Hazard rates for diabetes by metabolic variables at baseline and mean changes from baseline. In separate models using the baseline metabolic variables adjusted for baseline age, sex, race/ethnicity (left panels), all baseline metabolic variables significantly predicted progression to diabetes in all treatment groups (P = 0.016 in the metformin group for ISI and P < 0.001 for the rest of the variables) except for baseline weight and 1/fasting insulin in the metformin group. The time-dependent models using changes in the metabolic variables from baseline up to but not including the values at the time of progression to diabetes were adjusted for the baseline metabolic variable, baseline age, sex, and race/ethnicity (right panels). All changes in metabolic variables significantly predicted progression to diabetes (P = 0.007 for IGR in the placebo group and P < 0.001 for the rest of the variables). The metabolic variables changed from baseline at a significance level of 0.05 for all metabolic variables except for weight in the placebo group.
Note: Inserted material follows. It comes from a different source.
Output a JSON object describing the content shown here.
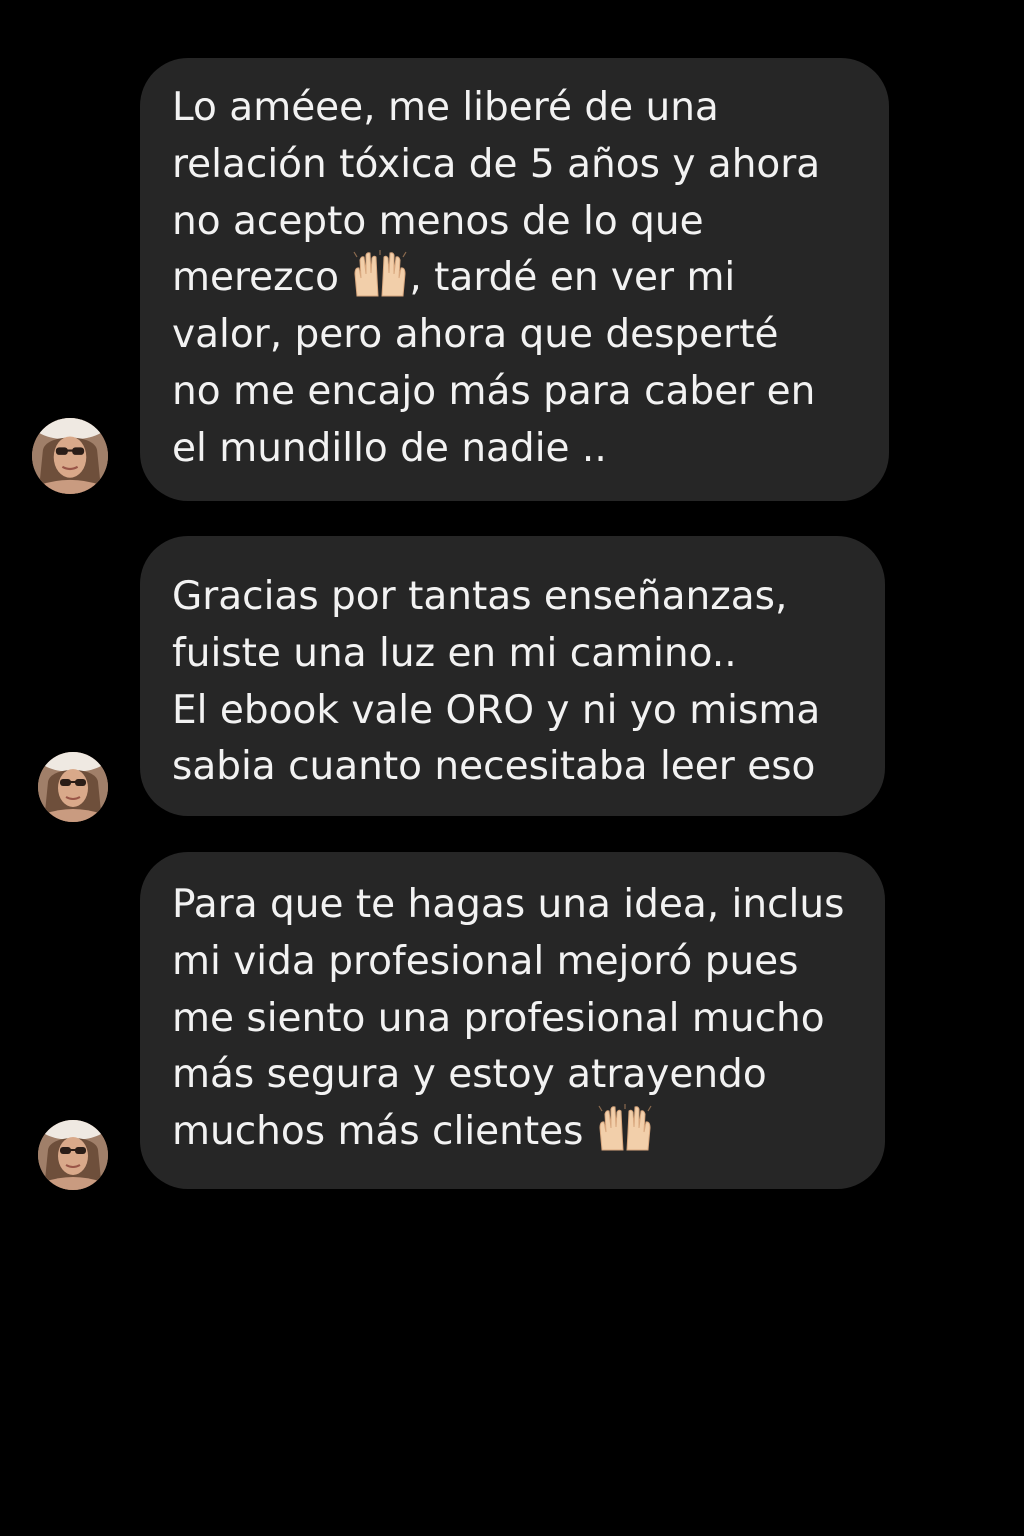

Proportional hazards models were used to estimate the effects of changes in metabolic variables on diabetes incidence with time-dependent covariates adjusted for baseline demographics and the baseline value (Fig. 4, right panels). Changes in weight and proinsulin over time were strong predictors of diabetes, with decreased weight and decreased proinsulin predicting a lower hazard of diabetes in all treatment arms (Fig. 4B and D). A greater improvement in either estimate of insulin sensitivity (1/fasting insulin or ISI) was also associated with lower diabetes risk in all treatment arms (Fig. 4F and H). Finally, an increase in estimated insulin secretion (CIR or IGR) also predicted lower diabetes risk (Fig. 4J and L). In multivariate models that included all three metabolic variables, changes in weight, either estimate of insulin sensitivity, and either estimate of insulin secretion significantly and independently predicted progression to diabetes when adjusted for the other two variables in all three treatment arms (data not shown).

Prediction of diabetes by multiple metabolic factors Baseline insulin sensitivity and insulin secretion. Figure 5 shows the hazard rates for progression to diabetes when participants were grouped by tertiles of baseline insulin secretion (using either CIR or IGR) and sensitivity (using 1/fasting insulin or ISI). Hazard rates for diabetes were lowest among the lifestyle participants, intermediate among the metformin participants, and highest among the placebo participants. Using either set of estimates, low insulin sensitivity and low insulin secretion at baseline predicted higher diabetes risk in all treatment arms. In general, these treatment effects were seen regardless of the categories of sensitivity and secretion, except in the lowest risk categories (high insulin sensitivity and secretion), in which hazard rates were uniformly low.

FIG. 5.

FIG. 5

Hazard rate for developing diabetes by tertiles of baseline insulin sensitivity and baseline insulin secretion. The tertiles are defined using the percentiles (33.3rd and 66.7th) of 1/fasting insulin (0.033 and 0.053), ISI (0.123 and 0.205), CIR (0.416 and 0.700), and IGR (80.0 and 136.0).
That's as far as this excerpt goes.